Wednesday, February 18, 2015

The Worst We Could Do



The images of medieval horror from the Middle East continue to pour our way, as helpless captives are beheaded or burned to death by the score in intentionally gruesome displays.

This is old school stuff, part of the pattern and dynamic of our dark past, and intended to both create fear and generate conflict.  Look at the terrible things we do, and fear us, ISIS seems to be saying.

Problem is, what they're doing is...well...quaint, in its bloodstained way.  Humanity has been through the 20th century and industrialization, and the peculiar retro character of their darkness seems callow.

I was reflecting on this while leafing through a book of the worst/most poorly designed weapons of all time, the sort of thing my adolescent sons seem to enjoy.  In that book was reference to arguably the single most horrific weapon ever designed by the United States of America.

This was the 1960s, at the height of the Cold War, and the weapon system in question was the SLAM, a hypersonic nuclear ramjet missile, known alternately as Project Pluto, "The Big Stick," or the Flying Crowbar.  The concept was simple, really.

It was designed to fly at near-treetop altitudes, like a drone or cruise missile.  But it was also a hypersonic ramjet designed to evade Soviet radar.  To do that, it would fly under 1000 feet at speeds in excess of Mach 3.5.  The pressure wave of its passing over was enough to incapacitate or kill.

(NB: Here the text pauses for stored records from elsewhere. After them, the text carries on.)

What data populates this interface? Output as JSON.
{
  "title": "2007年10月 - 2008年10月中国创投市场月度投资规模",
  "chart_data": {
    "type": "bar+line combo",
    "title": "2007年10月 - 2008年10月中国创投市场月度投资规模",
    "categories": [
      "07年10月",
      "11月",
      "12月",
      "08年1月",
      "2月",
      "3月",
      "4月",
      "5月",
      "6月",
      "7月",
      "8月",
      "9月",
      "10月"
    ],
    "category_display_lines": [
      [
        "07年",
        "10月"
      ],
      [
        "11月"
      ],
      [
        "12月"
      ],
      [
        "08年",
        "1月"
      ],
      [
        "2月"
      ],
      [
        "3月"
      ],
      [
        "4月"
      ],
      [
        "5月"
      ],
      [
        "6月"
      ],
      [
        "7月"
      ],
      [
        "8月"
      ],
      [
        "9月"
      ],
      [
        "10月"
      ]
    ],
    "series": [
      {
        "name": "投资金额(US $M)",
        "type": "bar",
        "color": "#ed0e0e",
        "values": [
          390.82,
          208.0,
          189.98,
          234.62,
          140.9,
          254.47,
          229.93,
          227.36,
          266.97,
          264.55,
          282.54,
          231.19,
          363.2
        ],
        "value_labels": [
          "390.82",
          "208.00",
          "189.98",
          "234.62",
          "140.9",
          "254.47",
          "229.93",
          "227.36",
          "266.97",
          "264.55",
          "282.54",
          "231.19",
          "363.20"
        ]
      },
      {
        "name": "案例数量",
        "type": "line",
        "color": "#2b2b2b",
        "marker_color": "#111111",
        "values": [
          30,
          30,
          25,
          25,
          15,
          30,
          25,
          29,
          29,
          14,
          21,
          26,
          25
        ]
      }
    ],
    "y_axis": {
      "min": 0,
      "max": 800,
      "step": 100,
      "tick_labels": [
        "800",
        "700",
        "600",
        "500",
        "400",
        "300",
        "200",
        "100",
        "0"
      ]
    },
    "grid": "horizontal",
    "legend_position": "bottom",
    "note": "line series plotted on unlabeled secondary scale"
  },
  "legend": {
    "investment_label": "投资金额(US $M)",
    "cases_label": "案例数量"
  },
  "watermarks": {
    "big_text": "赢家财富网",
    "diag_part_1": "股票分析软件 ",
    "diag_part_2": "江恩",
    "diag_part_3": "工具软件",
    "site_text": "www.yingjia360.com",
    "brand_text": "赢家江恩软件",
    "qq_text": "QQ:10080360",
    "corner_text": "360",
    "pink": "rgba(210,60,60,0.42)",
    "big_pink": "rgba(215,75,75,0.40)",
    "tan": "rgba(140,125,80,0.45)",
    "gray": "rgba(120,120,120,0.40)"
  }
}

But wait!  There's more!  It also carried a payload of eight nuclear warheads, which it would scatter over targets as it passed.  It could obliterate every single inhabited area in an entire region, killing tens of millions.

But wait!  There's more!  The ramjet used for its power source an unshielded 500 megawatt nuclear reactor.  As it passed overhead at Mach 3.5, it would lethally irradiate everything beneath it.  And because it was nuclear powered, it could keep flying for thousands of miles.  During that time, it would layer death upon death, deafening and shattering and poisoning, passing over again and again.  It was a mindless automaton, an Angel of Death killing the first, second, and all-born, rendering the world below it uninhabitable for thousands of years.

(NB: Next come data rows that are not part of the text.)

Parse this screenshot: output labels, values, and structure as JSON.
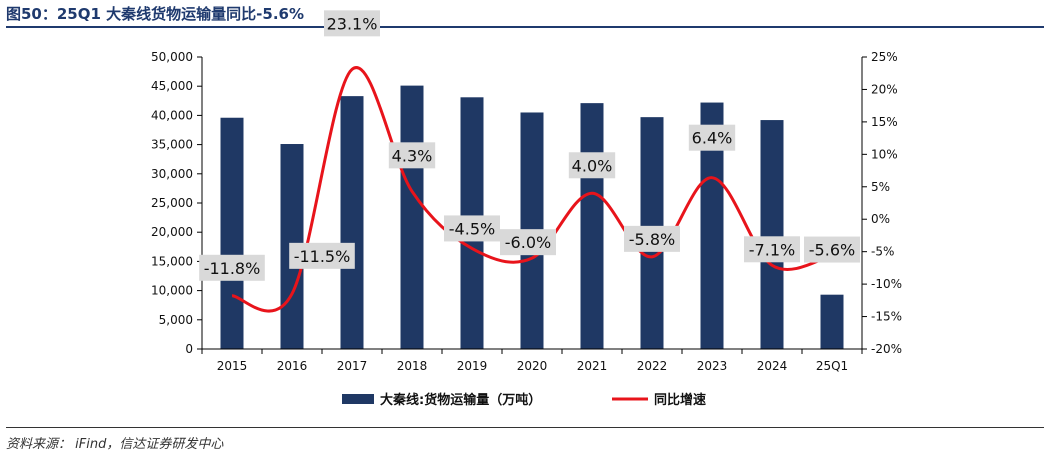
{
  "header": {
    "title": "图50：25Q1 大秦线货物运输量同比-5.6%"
  },
  "footer": {
    "source": "资料来源：  iFind，信达证券研发中心"
  },
  "chart_data": {
    "type": "bar",
    "categories": [
      "2015",
      "2016",
      "2017",
      "2018",
      "2019",
      "2020",
      "2021",
      "2022",
      "2023",
      "2024",
      "25Q1"
    ],
    "series": [
      {
        "name": "大秦线:货物运输量（万吨）",
        "type": "bar",
        "axis": "left",
        "color": "#1f3864",
        "values": [
          39600,
          35100,
          43300,
          45100,
          43100,
          40500,
          42100,
          39700,
          42200,
          39200,
          9300
        ]
      },
      {
        "name": "同比增速",
        "type": "line",
        "axis": "right",
        "color": "#e8141b",
        "values": [
          -11.8,
          -11.5,
          23.1,
          4.3,
          -4.5,
          -6.0,
          4.0,
          -5.8,
          6.4,
          -7.1,
          -5.6
        ],
        "labels": [
          "-11.8%",
          "-11.5%",
          "23.1%",
          "4.3%",
          "-4.5%",
          "-6.0%",
          "4.0%",
          "-5.8%",
          "6.4%",
          "-7.1%",
          "-5.6%"
        ]
      }
    ],
    "y_left": {
      "ylim": [
        0,
        50000
      ],
      "ticks": [
        0,
        5000,
        10000,
        15000,
        20000,
        25000,
        30000,
        35000,
        40000,
        45000,
        50000
      ],
      "tick_labels": [
        "0",
        "5,000",
        "10,000",
        "15,000",
        "20,000",
        "25,000",
        "30,000",
        "35,000",
        "40,000",
        "45,000",
        "50,000"
      ]
    },
    "y_right": {
      "ylim": [
        -20,
        25
      ],
      "ticks": [
        -20,
        -15,
        -10,
        -5,
        0,
        5,
        10,
        15,
        20,
        25
      ],
      "tick_labels": [
        "-20%",
        "-15%",
        "-10%",
        "-5%",
        "0%",
        "5%",
        "10%",
        "15%",
        "20%",
        "25%"
      ]
    },
    "label_box_color": "#d9d9d9",
    "legend_position": "bottom",
    "grid": false,
    "xlabel": "",
    "ylabel": ""
  }
}
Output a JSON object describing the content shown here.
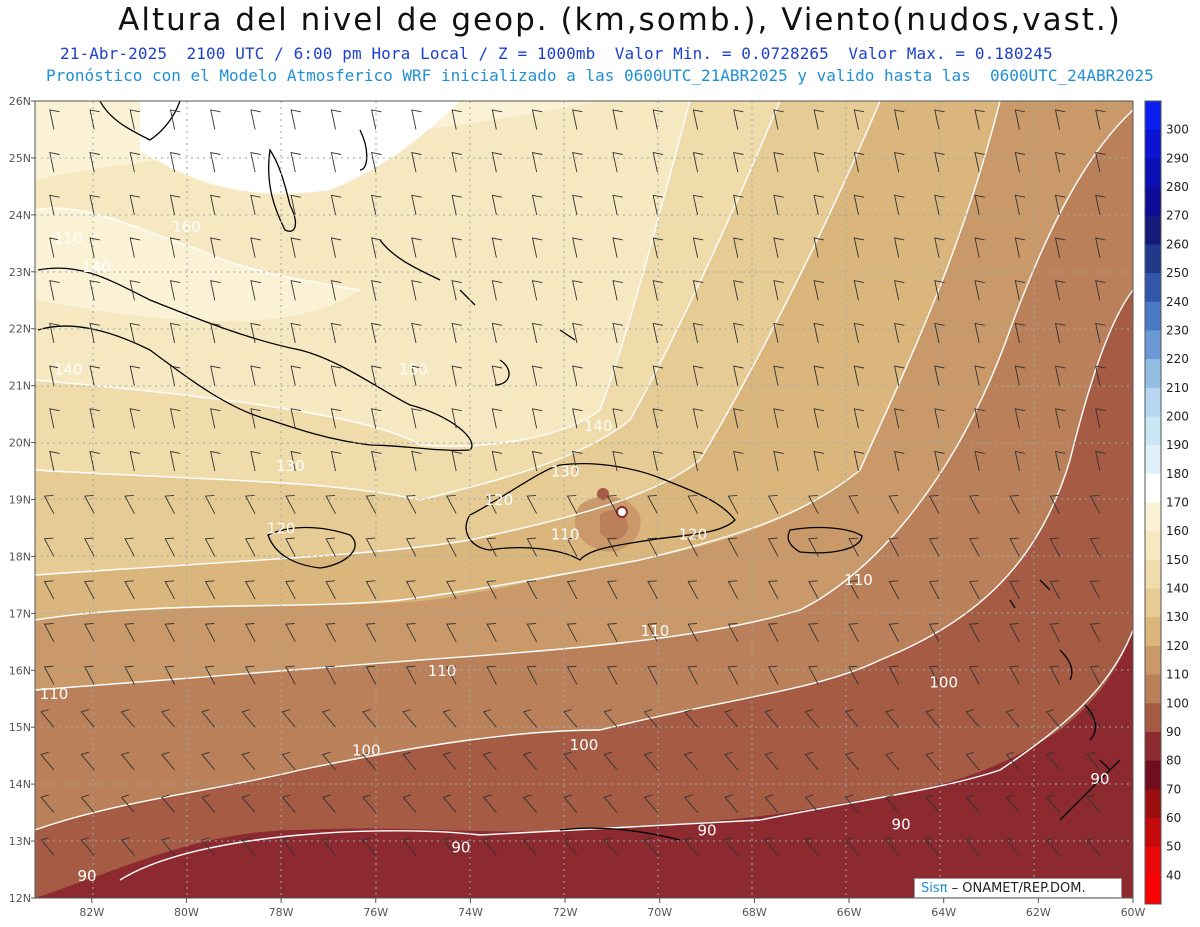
{
  "header": {
    "title": "Altura del nivel de geop. (km,somb.), Viento(nudos,vast.)",
    "subtitle1": "21-Abr-2025  2100 UTC / 6:00 pm Hora Local / Z = 1000mb  Valor Min. = 0.0728265  Valor Max. = 0.180245",
    "subtitle2": "Pronóstico con el Modelo Atmosferico WRF inicializado a las 0600UTC_21ABR2025 y valido hasta las  0600UTC_24ABR2025"
  },
  "map": {
    "lat_labels": [
      "26N",
      "25N",
      "24N",
      "23N",
      "22N",
      "21N",
      "20N",
      "19N",
      "18N",
      "17N",
      "16N",
      "15N",
      "14N",
      "13N",
      "12N"
    ],
    "lon_labels": [
      "82W",
      "80W",
      "78W",
      "76W",
      "74W",
      "72W",
      "70W",
      "68W",
      "66W",
      "64W",
      "62W",
      "60W"
    ],
    "lat_range": [
      12,
      26
    ],
    "lon_range": [
      -83.2,
      -60.0
    ],
    "contour_labels": [
      {
        "text": "110",
        "lon": -82.5,
        "lat": 23.5
      },
      {
        "text": "160",
        "lon": -80.0,
        "lat": 23.7
      },
      {
        "text": "140",
        "lon": -81.9,
        "lat": 23.0
      },
      {
        "text": "140",
        "lon": -82.5,
        "lat": 21.2
      },
      {
        "text": "150",
        "lon": -75.2,
        "lat": 21.2
      },
      {
        "text": "140",
        "lon": -71.3,
        "lat": 20.2
      },
      {
        "text": "130",
        "lon": -77.8,
        "lat": 19.5
      },
      {
        "text": "130",
        "lon": -72.0,
        "lat": 19.4
      },
      {
        "text": "120",
        "lon": -73.4,
        "lat": 18.9
      },
      {
        "text": "120",
        "lon": -78.0,
        "lat": 18.4
      },
      {
        "text": "110",
        "lon": -72.0,
        "lat": 18.3
      },
      {
        "text": "120",
        "lon": -69.3,
        "lat": 18.3
      },
      {
        "text": "110",
        "lon": -65.8,
        "lat": 17.5
      },
      {
        "text": "110",
        "lon": -70.1,
        "lat": 16.6
      },
      {
        "text": "110",
        "lon": -74.6,
        "lat": 15.9
      },
      {
        "text": "110",
        "lon": -82.8,
        "lat": 15.5
      },
      {
        "text": "100",
        "lon": -64.0,
        "lat": 15.7
      },
      {
        "text": "100",
        "lon": -76.2,
        "lat": 14.5
      },
      {
        "text": "100",
        "lon": -71.6,
        "lat": 14.6
      },
      {
        "text": "90",
        "lon": -60.7,
        "lat": 14.0
      },
      {
        "text": "90",
        "lon": -64.9,
        "lat": 13.2
      },
      {
        "text": "90",
        "lon": -69.0,
        "lat": 13.1
      },
      {
        "text": "90",
        "lon": -74.2,
        "lat": 12.8
      },
      {
        "text": "90",
        "lon": -82.1,
        "lat": 12.3
      }
    ]
  },
  "colorbar": {
    "labels": [
      "300",
      "290",
      "280",
      "270",
      "260",
      "250",
      "240",
      "230",
      "220",
      "210",
      "200",
      "190",
      "180",
      "170",
      "160",
      "150",
      "140",
      "130",
      "120",
      "110",
      "100",
      "90",
      "80",
      "70",
      "60",
      "50",
      "40"
    ],
    "colors": [
      "#0a1ef0",
      "#0a14d2",
      "#0c0fb4",
      "#0d0c96",
      "#141a7a",
      "#203a8a",
      "#3257a8",
      "#4a78c2",
      "#6a98d4",
      "#94bde4",
      "#b6d7ef",
      "#cbe6f4",
      "#dff0f8",
      "#ffffff",
      "#fbf2d6",
      "#f6e8c0",
      "#efdcaa",
      "#e6cc94",
      "#dab57c",
      "#c9996a",
      "#b9805a",
      "#a55b44",
      "#8c2a30",
      "#6e0e1e",
      "#9b0e0e",
      "#c40a0a",
      "#e80808",
      "#fb0000"
    ]
  },
  "credit": {
    "sis": "Sisπ",
    "org": "– ONAMET/REP.DOM."
  }
}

This system was designed, concept proven, and ready to go.  The engineering was sound.  But it couldn't be tested, because, well, it would kill everyone and lethally irradiate an entire region during the course of the test.

And I look at the ritualistic, primitive butchery of ISIS, and know that it pales in comparison to what mechanized, technologically advanced civilizations can accomplish.  After the Somme and Dresden, Hiroshima and Auschwitz?  And considering what might have been, if we had wandered down that path?

God help us, but we're a mess of a species.